Ничего примечательного в избе не было, если не считать запахов травы, цветов и звуков. Звуков летнего поля и еще — человека, сидящего на кровати у окна. Это был мужчина неопределенного возраста — худой, с серого цвета волосами, старательно зачесанными назад. Руки его безвольно лежали на коленях. Одет он был в защитного цвета рубашку и бриджи. Карие глаза смотрели на нас выжидающе, уже не так неподвижно, как через окно, но была в них явная отчужденность.

Старушка молча ставила на стол съестные свои припасы, что-то и горячее вытащила из печи. Молчал и мужчина. Савелий сидел, все так же откинув голову, и как будто не замечал немой сцены. Я стоял рядом, сесть казалось неудобным, надо было знакомиться… А нескончаемый гул летних дубрав, перелесков, лощин не смолкал. Электричества, я заметил, здесь не было. Да и откуда ему быть! Значит, вся эта звуковая система работала у него от батарей, и он этим гордился… Да ничего он не гордился, он просто жил этим, был таким…

— Давайте беседовать, — сказал мужчина. Голос его был глухой, низкий, но речь указывала на то, что говорит он часто и помногу. — Давайте выберем тему и начнем нашу беседу. Какие темы вы предпочитаете?

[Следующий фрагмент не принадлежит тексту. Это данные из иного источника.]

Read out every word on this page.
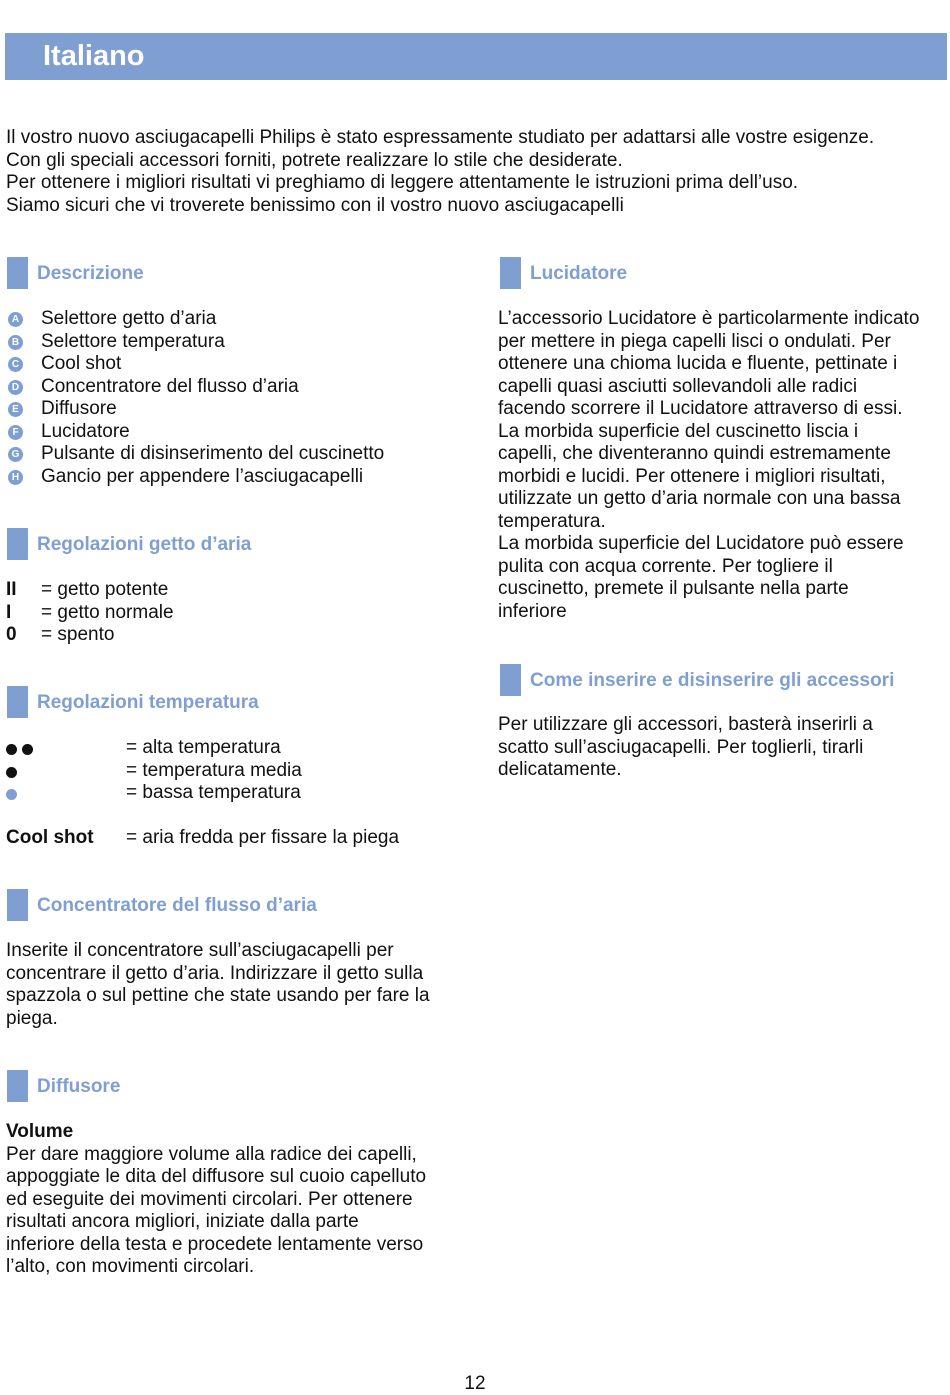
Italiano
Il vostro nuovo asciugacapelli Philips è stato espressamente studiato per adattarsi alle vostre esigenze.
Con gli speciali accessori forniti, potrete realizzare lo stile che desiderate.
Per ottenere i migliori risultati vi preghiamo di leggere attentamente le istruzioni prima dell’uso.
Siamo sicuri che vi troverete benissimo con il vostro nuovo asciugacapelli
Descrizione
A Selettore getto d’aria
B Selettore temperatura
C Cool shot
D Concentratore del flusso d’aria
E Diffusore
F Lucidatore
G Pulsante di disinserimento del cuscinetto
H Gancio per appendere l’asciugacapelli
Regolazioni getto d’aria
II = getto potente
I = getto normale
0 = spento
Regolazioni temperatura
= alta temperatura
= temperatura media
= bassa temperatura
Cool shot = aria fredda per fissare la piega
Concentratore del flusso d’aria
Inserite il concentratore sull’asciugacapelli per
concentrare il getto d’aria. Indirizzare il getto sulla
spazzola o sul pettine che state usando per fare la
piega.
Diffusore
Volume
Per dare maggiore volume alla radice dei capelli,
appoggiate le dita del diffusore sul cuoio capelluto
ed eseguite dei movimenti circolari. Per ottenere
risultati ancora migliori, iniziate dalla parte
inferiore della testa e procedete lentamente verso
l’alto, con movimenti circolari.
Lucidatore
L’accessorio Lucidatore è particolarmente indicato
per mettere in piega capelli lisci o ondulati. Per
ottenere una chioma lucida e fluente, pettinate i
capelli quasi asciutti sollevandoli alle radici
facendo scorrere il Lucidatore attraverso di essi.
La morbida superficie del cuscinetto liscia i
capelli, che diventeranno quindi estremamente
morbidi e lucidi. Per ottenere i migliori risultati,
utilizzate un getto d’aria normale con una bassa
temperatura.
La morbida superficie del Lucidatore può essere
pulita con acqua corrente. Per togliere il
cuscinetto, premete il pulsante nella parte
inferiore
Come inserire e disinserire gli accessori
Per utilizzare gli accessori, basterà inserirli a
scatto sull’asciugacapelli. Per toglierli, tirarli
delicatamente.
12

Я готов был провалиться сквозь землю. Вот как судьба распорядилась! Савелий будто не обращал ни на что внимания, хотя, конечно, все слышал. Молчать было глупо и бессмысленно, тем более и старушка смотрела выжидательно.

— Ну можно было поговорить на тему, например, весны или лета… — сказал я, отыскивая слова.

— Или, например, на тему, где я жил и для чего… — вставил Савелий, вдруг выпрямившись на мгновение, и снова откинул голову.

— Это мой друг, — сказал я. — Мы странствуем, заблудились. Держим путь на Чухлому.

— Или Мифодьев, — подсказал Савелий, больше не поднимая головы. — Или туда и сюда сразу. Мы не заблудились, нет, мы провалились, — и Савелий рассмеялся.

Мужчина был невозмутим, а старушка все скользила от печи к столу и обратно, поглядывая на нас с эдакой улыбкой.

— Если вам мешают звуки для беседы, можно выключить, — сказал мужчина. — Батареи садятся, а кто их нам привезет! Таких, наверное, уже и не делают…

Звук смолк, прекратился. Стало как-то очень легко. Просто чудесно стало.

— Вот о звуках можно и поговорить, побеседовать, — предложил Савелий. — Чем не тема!

— Тема обширная, — чуть помедлив, ответил мужчина. — Пока мы только читаем, мы рискуем позабыть язык, на котором говорим, поем, или кричим, или стонем, или вздыхаем…

— Совершенно верно, — сказал Савелий, очнувшись, — и с таким же успехом мы можем поговорить о лете, где возникнут те же соображения, или об одиночестве… Благодатная тема для беседы!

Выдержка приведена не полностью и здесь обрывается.